18. A sports helmet assembly as defined in claim 14 wherein said face shield frame further includes two end tabs, each end tab having a mounting aperture, and said sports helmet has two raised portions onto each of which one of said end tabs mounts at one of said apertures, thereby providing pivotal mounting of said frame onto said helmet.

19. A sports helmet assembly as defined in claim 14 wherein said assembly includes means for pivotally mounting said face shield frame onto said helmet.

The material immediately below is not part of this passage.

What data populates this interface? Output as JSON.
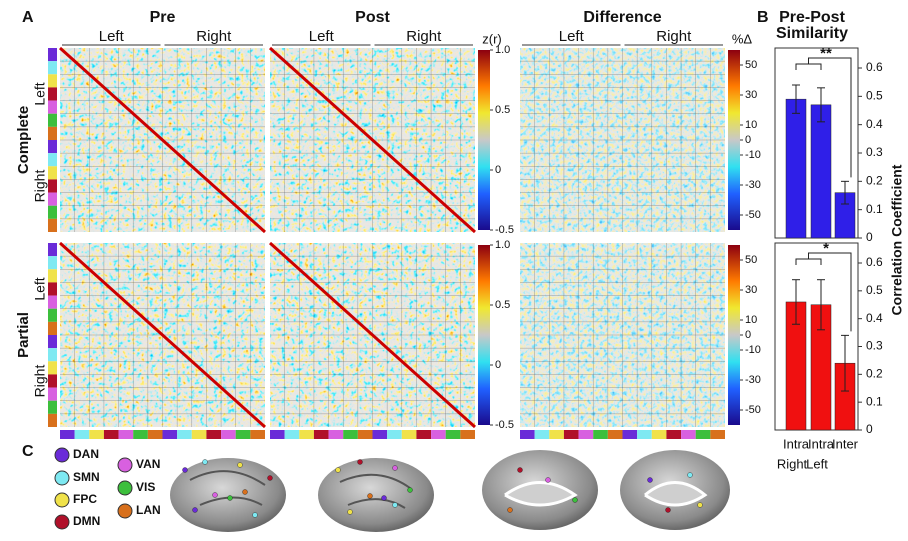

20. A replacement face shield assembly for a snowmobile helmet which has a cold weather ventilation system for face shield defogging comprising:

a substantially convex face shield frame having an interior side, an exterior side and a face shield opening;

a substantially convex face shield carried by said face shield frame, said face shield extending across the full width and length of said face shield opening;

a lower face shield frame vent located on a lower portion of said face shield frame immediately below said face shield, said lower vent having a plurality of spaced apertures and a sliding lower vent cover mounted adjacent to said plurality of spaced apertures, said sliding vent cover having a closed position in which said vent cover blocks said spaced apertures and prevents air from entering said spaced apertures, and an open position in which said vent cover allows air to flow from said exterior side of said face shield frame through said plurality of spaced apertures to said interior side of said face shield frame, said sliding lower vent cover being slidable from said open position to said closed position;

an upper face shield frame vent located on an upper portion of said face shield frame above said face shield, said upper frame vent having a plurality of spaced air intake slots and a sliding slot cover, said sliding slot cover being slidable from a slot open position, in which air may flow through said slots from said exterior side of said face shield frame to said interior side, to a slot closed position in which said slot cover blocks said slots and prevents air from flowing through said slots;

said face shield frame further comprising a substantially upwardly projecting portion which is integral to said face shield frame and which is located immediately above said plurality of spaced air intake slots on said upper portion of said face shield frame; and

said face shield frame having two end tabs, one at each end of said face shield frame, each end tab having a mounting aperture which is surrounded by a ring of upraised ratchet teeth.